Chauk () is a town and river port in Magway Region, north-central Myanmar (Burma), on the Irrawaddy River. It is located across the river from Seikphyu (ဆိပ်ဖြူ) and is connected by a bridge.

History
In 1902, the Chauk-Lonywa oil field was discovered near Chauk, which is presently a major source of income for the town.

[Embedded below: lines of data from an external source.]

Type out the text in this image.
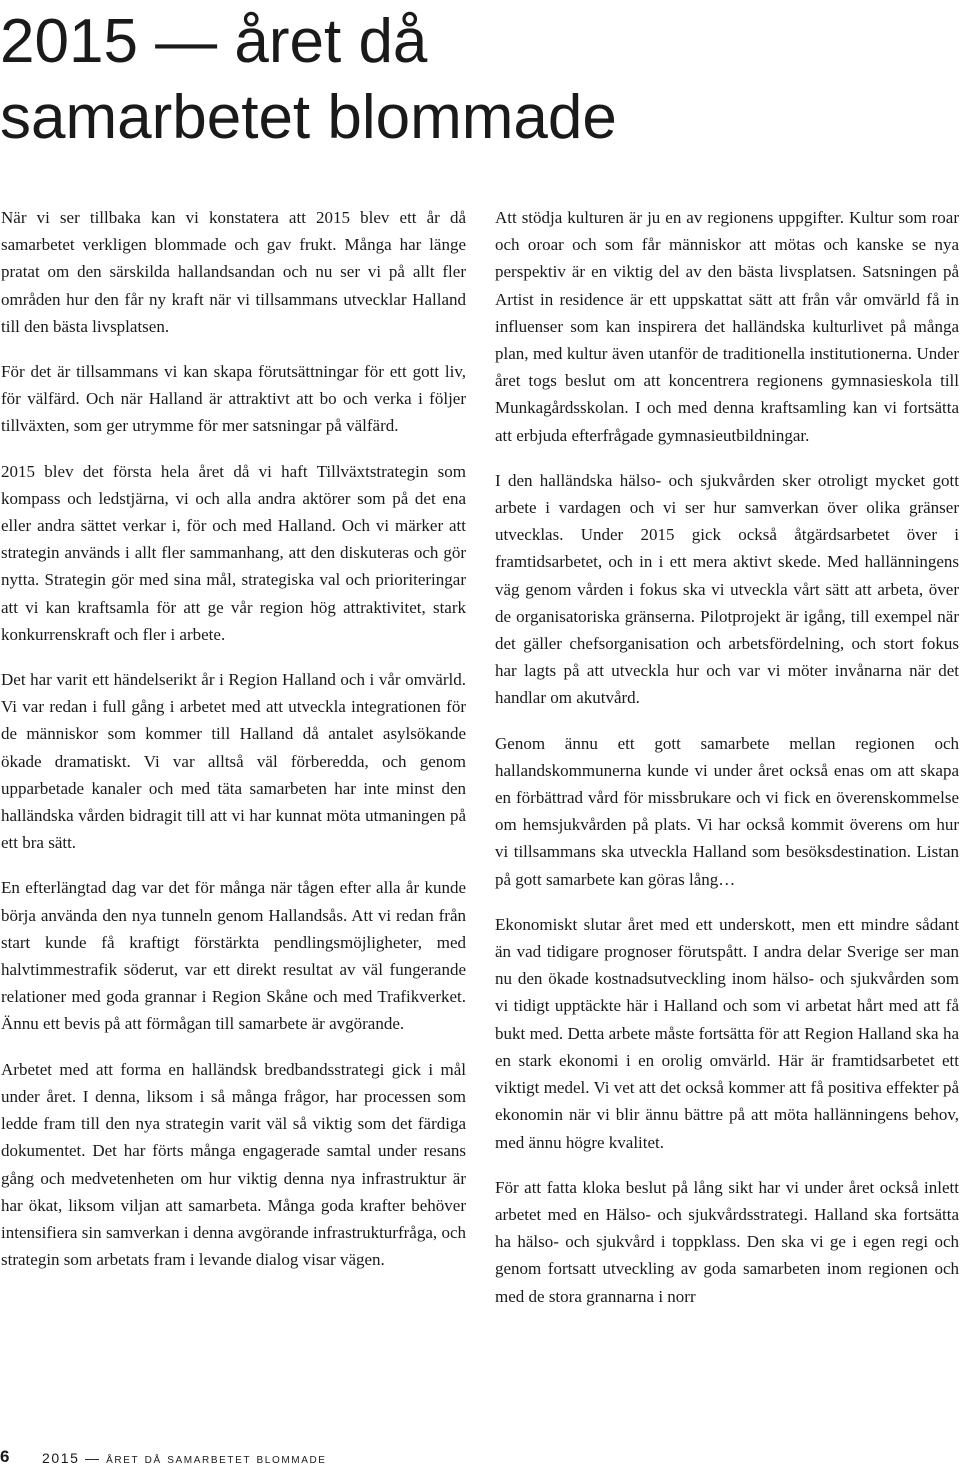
2015 — året då
samarbetet blommade

När vi ser tillbaka kan vi konstatera att 2015 blev ett år då samarbetet verkligen blommade och gav frukt. Många har länge pratat om den särskilda hallandsandan och nu ser vi på allt fler områden hur den får ny kraft när vi tillsammans utvecklar Halland till den bästa livsplatsen.

För det är tillsammans vi kan skapa förutsättningar för ett gott liv, för välfärd. Och när Halland är attraktivt att bo och verka i följer tillväxten, som ger utrymme för mer satsningar på välfärd.

2015 blev det första hela året då vi haft Tillväxtstrategin som kompass och ledstjärna, vi och alla andra aktörer som på det ena eller andra sättet verkar i, för och med Halland. Och vi märker att strategin används i allt fler sammanhang, att den diskuteras och gör nytta. Strategin gör med sina mål, strategiska val och prioriteringar att vi kan kraftsamla för att ge vår region hög attraktivitet, stark konkurrenskraft och fler i arbete.

Det har varit ett händelserikt år i Region Halland och i vår omvärld. Vi var redan i full gång i arbetet med att utveckla integrationen för de människor som kommer till Halland då antalet asylsökande ökade dramatiskt. Vi var alltså väl förberedda, och genom upparbetade kanaler och med täta samarbeten har inte minst den halländska vården bidragit till att vi har kunnat möta utmaningen på ett bra sätt.

En efterlängtad dag var det för många när tågen efter alla år kunde börja använda den nya tunneln genom Hallandsås. Att vi redan från start kunde få kraftigt förstärkta pendlingsmöjligheter, med halvtimmestrafik söderut, var ett direkt resultat av väl fungerande relationer med goda grannar i Region Skåne och med Trafikverket. Ännu ett bevis på att förmågan till samarbete är avgörande.

Arbetet med att forma en halländsk bredbandsstrategi gick i mål under året. I denna, liksom i så många frågor, har processen som ledde fram till den nya strategin varit väl så viktig som det färdiga dokumentet. Det har förts många engagerade samtal under resans gång och medvetenheten om hur viktig denna nya infrastruktur är har ökat, liksom viljan att samarbeta. Många goda krafter behöver intensifiera sin samverkan i denna avgörande infrastrukturfråga, och strategin som arbetats fram i levande dialog visar vägen.

Att stödja kulturen är ju en av regionens uppgifter. Kultur som roar och oroar och som får människor att mötas och kanske se nya perspektiv är en viktig del av den bästa livsplatsen. Satsningen på Artist in residence är ett uppskattat sätt att från vår omvärld få in influenser som kan inspirera det halländska kulturlivet på många plan, med kultur även utanför de traditionella institutionerna. Under året togs beslut om att koncentrera regionens gymnasieskola till Munkagårdsskolan. I och med denna kraftsamling kan vi fortsätta att erbjuda efterfrågade gymnasieutbildningar.

I den halländska hälso- och sjukvården sker otroligt mycket gott arbete i vardagen och vi ser hur samverkan över olika gränser utvecklas. Under 2015 gick också åtgärdsarbetet över i framtidsarbetet, och in i ett mera aktivt skede. Med hallänningens väg genom vården i fokus ska vi utveckla vårt sätt att arbeta, över de organisatoriska gränserna. Pilotprojekt är igång, till exempel när det gäller chefsorganisation och arbetsfördelning, och stort fokus har lagts på att utveckla hur och var vi möter invånarna när det handlar om akutvård.

Genom ännu ett gott samarbete mellan regionen och hallandskommunerna kunde vi under året också enas om att skapa en förbättrad vård för missbrukare och vi fick en överenskommelse om hemsjukvården på plats. Vi har också kommit överens om hur vi tillsammans ska utveckla Halland som besöksdestination. Listan på gott samarbete kan göras lång…

Ekonomiskt slutar året med ett underskott, men ett mindre sådant än vad tidigare prognoser förutspått. I andra delar Sverige ser man nu den ökade kostnadsutveckling inom hälso- och sjukvården som vi tidigt upptäckte här i Halland och som vi arbetat hårt med att få bukt med. Detta arbete måste fortsätta för att Region Halland ska ha en stark ekonomi i en orolig omvärld. Här är framtidsarbetet ett viktigt medel. Vi vet att det också kommer att få positiva effekter på ekonomin när vi blir ännu bättre på att möta hallänningens behov, med ännu högre kvalitet.

För att fatta kloka beslut på lång sikt har vi under året också inlett arbetet med en Hälso- och sjukvårdsstrategi. Halland ska fortsätta ha hälso- och sjukvård i toppklass. Den ska vi ge i egen regi och genom fortsatt utveckling av goda samarbeten inom regionen och med de stora grannarna i norr

6 2015 — året då samarbetet blommade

On January 2, 2014, Singapore's Interra Resources announced that its jointly controlled entity, Goldpetrol Joint Operating Company Inc., had commenced drilling development well CHK 1177 in the Chauk oil field in Myanmar.

Climate
Located in the “Dry Valley” of central Myanmar in the rain shadow of the Arakan Mountains, Chauk has a borderline hot semi-arid climate (Köppen BSh), being a little too dry to qualify as a tropical savanna climate (Aw) due to the extreme heat and high potential evapotranspiration. Unlike most monsoonal semi-arid climates, the rainy season in the “Dry Valley” is relatively long at around five to seven months, while variability and extreme monthly and daily rainfalls are much lower than usual with this type of climate.

Earthquake
The 6.8 Mw Myanmar earthquake shook north-central Myanmar on August 24, 2016, with a maximum Mercalli intensity of VI (Strong). Four people were killed and several ancient temples were damaged.

Economy
A refinery was built in Chauk for the Chauk-Lonywa oil field that also processes crude oil that comes down a pipeline from Yenangyaung.  The Chauk field was still producing natural gas as of 1995.